Kathy Griffin and More Celebs Criticize Louis C.K.'s Comeback After Sexual Misconduct Scandal
Kathy Griffin, Padma Lakshimi and more are slamming Louis CK and the public's response to his recent performance, his first set since admitting to sexual harassment nine months ago
Actor and comedian Louis C.K. made a surprise appearance at New York City’s Comedy Cellar on Sunday night, his first set since admitting to sexual misconduct nine months ago. While the audience reportedly greeted him with a standing ovation, celebrities and fellow comedians are slamming his return to the stand-up circuit.
According to The New York Times, C.K., 50, took the stage for a 15-minute set around 11 p.m., performing for a sold-out crowd of roughly 115 people. Dressed in a black V-neck shirt and gray pants, the Louie star “was very relaxed,” the club’s owner, Noam Dworman, told the Times. He did not mention the allegations against him, and instead worked his way through “typical Louis C.K. stuff” like racism, parades and tips for waitresses.
“It sounded just like he was trying to work out some new material,” Dworman said. “Almost like any time of the last 10 years he would come in at the beginning of a new act.”
And to comedians who’ve struggled to earn time on Comedy Cellar’s well-known stage, the issue is just that. His comeback, as some are calling it, suggests nothing has changed for his career despite his actions. Here are the celebs saying Louis C.K. should disappear all over again.

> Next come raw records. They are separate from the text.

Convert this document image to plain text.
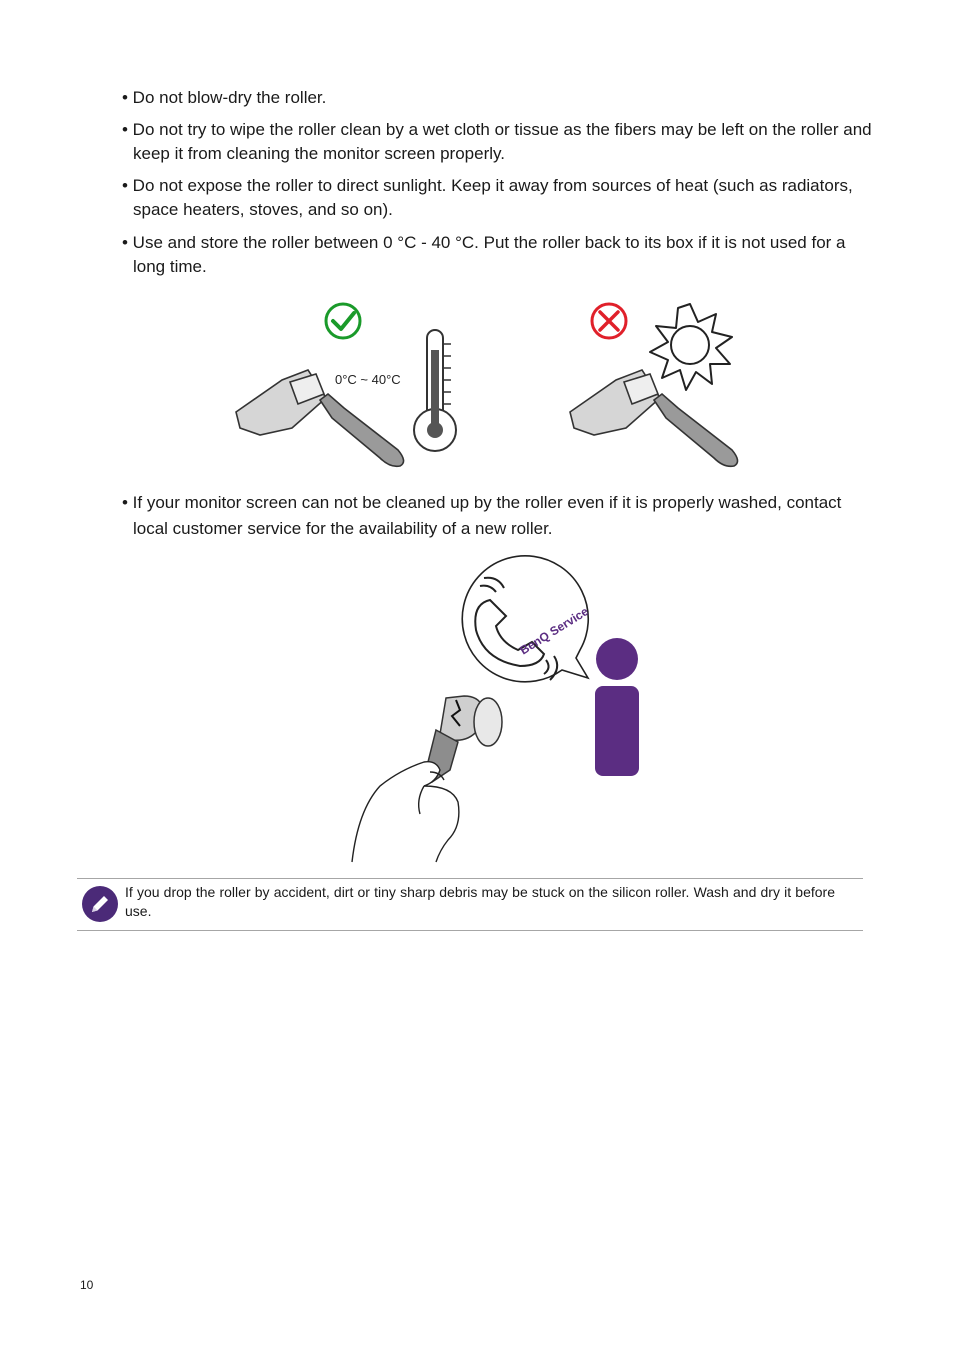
• Do not blow-dry the roller.
• Do not try to wipe the roller clean by a wet cloth or tissue as the fibers may be left on the roller and keep it from cleaning the monitor screen properly.
• Do not expose the roller to direct sunlight. Keep it away from sources of heat (such as radiators, space heaters, stoves, and so on).
• Use and store the roller between 0 °C - 40 °C. Put the roller back to its box if it is not used for a long time.
0°C ~ 40°C
• If your monitor screen can not be cleaned up by the roller even if it is properly washed, contact local customer service for the availability of a new roller.
BenQ Service
If you drop the roller by accident, dirt or tiny sharp debris may be stuck on the silicon roller. Wash and dry it before use.
10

The stand-up comedian Kathy Griffin took issue with “the boys club” that allowed C.K. back onstage so quickly.
Top Chef host and cookbook author Padma Lakshmi used the opportunity to encourage her fans to support other, lesser-known comedians, especially women and people of color, instead of C.K.
Corporate star and stand-up Aparna Nancherla also took issue with the role of men in society.
Elayne Boosler, one of the first women to build a successful career in comedy, implied C.K. was a “bully” and a “coward.”
Chuck Wendig, a popular comic book writer shared that C.K. was “once one of [his] favorite comedians” but called out the hypocrisy of his jokes about “white dudeness.”
Ian Karmel, the head writer for The Late Late Show with James Corden, worried about what C.K.’s return could mean for women in the workplace.
Another facet of the controversy developed when comedian Michael Ian Black tweeted in favor of C.K.’s behavior, admitting that he didn’t know if C.K. had “served his time” but was happy to see him try.
One of the first to respond was former Roseanne star Tom Arnold. The actor and comedian joked wryly that Black would be trying to helped disgraced former Today host Matt Lauer.
The New York Times reported on C.K.’s behavior in a November article, in which five women, including comedians Dana Min Goodman, Julia Wolov and Rebecca Corry, detailed their alleged experiences with him, which include him masturbating in front of them without their consent. The next day, C.K. responded with a lengthy statement in which he admitted that “these stories are true.”
He added, “The hardest regret to live with is what you’ve done to hurt someone else. And I can hardly wrap my head around the scope of hurt I brought on them … I have spent my long and lucky career talking and saying anything I want. I will now step back and take a long time to listen.”
Since then, FX severed ties with C.K., whose shows Louie and Better Things aired on the network. C.K. was dropped by all his reps, too, while Netflix cancelled an upcoming stand-up special and HBO cut all of his content from its library. Orchard also canceled the release of his film I Love You, Daddy — though C.K. bought the rights to the title back.